How squeezed states both maximize and minimize the same notion of quantumness

TL;DR

This paper reveals that squeezed-vacuum states can both maximize and minimize different measures of quantum properties, depending on phase relations, challenging intuitive notions of their role in quantum state generation.

Contribution

It demonstrates the paradoxical dual role of squeezed-vacuum states in maximizing and minimizing quantumness, resolving it through phase-dependent analysis.

Findings

Squeezed-vacuum states can both maximize and minimize quantumness.

The phase relations between states and devices determine the paradoxical behavior.

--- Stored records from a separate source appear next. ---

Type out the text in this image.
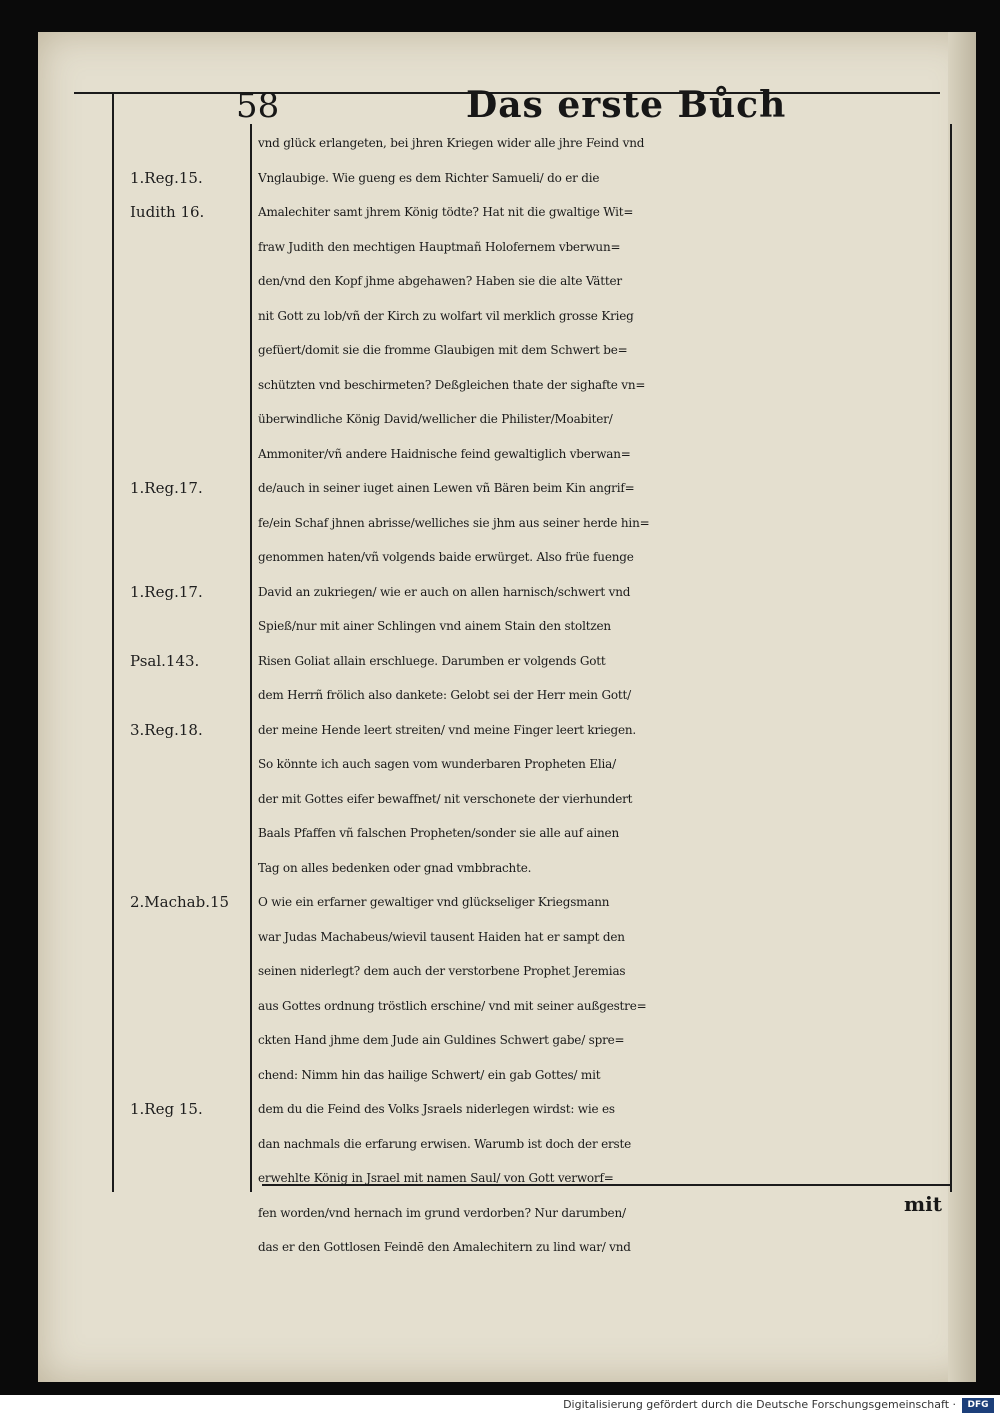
58	Das erste Bůch
vnd glück erlangeten, bei jhren Kriegen wider alle jhre Feind vnd
Vnglaubige. Wie gueng es dem Richter Samueli/ do er die
Amalechiter samt jhrem König tödte? Hat nit die gwaltige Wit=
fraw Judith den mechtigen Hauptmañ Holofernem vberwun=
den/vnd den Kopf jhme abgehawen? Haben sie die alte Vätter
nit Gott zu lob/vñ der Kirch zu wolfart vil merklich grosse Krieg
gefüert/domit sie die fromme Glaubigen mit dem Schwert be=
schützten vnd beschirmeten? Deßgleichen thate der sighafte vn=
überwindliche König David/wellicher die Philister/Moabiter/
Ammoniter/vñ andere Haidnische feind gewaltiglich vberwan=
de/auch in seiner iuget ainen Lewen vñ Bären beim Kin angrif=
fe/ein Schaf jhnen abrisse/welliches sie jhm aus seiner herde hin=
genommen haten/vñ volgends baide erwürget. Also früe fuenge
David an zukriegen/ wie er auch on allen harnisch/schwert vnd
Spieß/nur mit ainer Schlingen vnd ainem Stain den stoltzen
Risen Goliat allain erschluege. Darumben er volgends Gott
dem Herrñ frölich also dankete: Gelobt sei der Herr mein Gott/
der meine Hende leert streiten/ vnd meine Finger leert kriegen.
So könnte ich auch sagen vom wunderbaren Propheten Elia/
der mit Gottes eifer bewaffnet/ nit verschonete der vierhundert
Baals Pfaffen vñ falschen Propheten/sonder sie alle auf ainen
Tag on alles bedenken oder gnad vmbbrachte.
O wie ein erfarner gewaltiger vnd glückseliger Kriegsmann
war Judas Machabeus/wievil tausent Haiden hat er sampt den
seinen niderlegt? dem auch der verstorbene Prophet Jeremias
aus Gottes ordnung tröstlich erschine/ vnd mit seiner außgestre=
ckten Hand jhme dem Jude ain Guldines Schwert gabe/ spre=
chend: Nimm hin das hailige Schwert/ ein gab Gottes/ mit
dem du die Feind des Volks Jsraels niderlegen wirdst: wie es
dan nachmals die erfarung erwisen. Warumb ist doch der erste
erwehlte König in Jsrael mit namen Saul/ von Gott verworf=
fen worden/vnd hernach im grund verdorben? Nur darumben/
das er den Gottlosen Feindē den Amalechitern zu lind war/ vnd
1.Reg.15.
Iudith 16.
1.Reg.17.
1.Reg.17.
Psal.143.
3.Reg.18.
2.Machab.15
1.Reg 15.
mit
Digitalisierung gefördert durch die Deutsche Forschungsgemeinschaft ·	DFG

Eigenvalue-based inequalities characterize the quantumness of states.

Abstract

Beam splitters are routinely used for generating entanglement between modes in the optical and microwave domains, requiring input states that are not convex combinations of coherent states. This leads to the ability to generate entanglement at a beam splitter as a notion of quantumness. A similar, yet distinct, notion of quantumness is the amount of entanglement generated by two-mode squeezers (i.e., four-wave mixers). We show that squeezed-vacuum states, paradoxically, both minimize and maximize these notions of quantumness, with the crucial resolution of the paradox hinging upon the relative phases between the input states and the devices. Our notion of quantumness is intrinsically related to eigenvalue equations involving creation and annihilation operators, governed by a set of inequalities that leads to generalized cat and squeezed-vacuum states.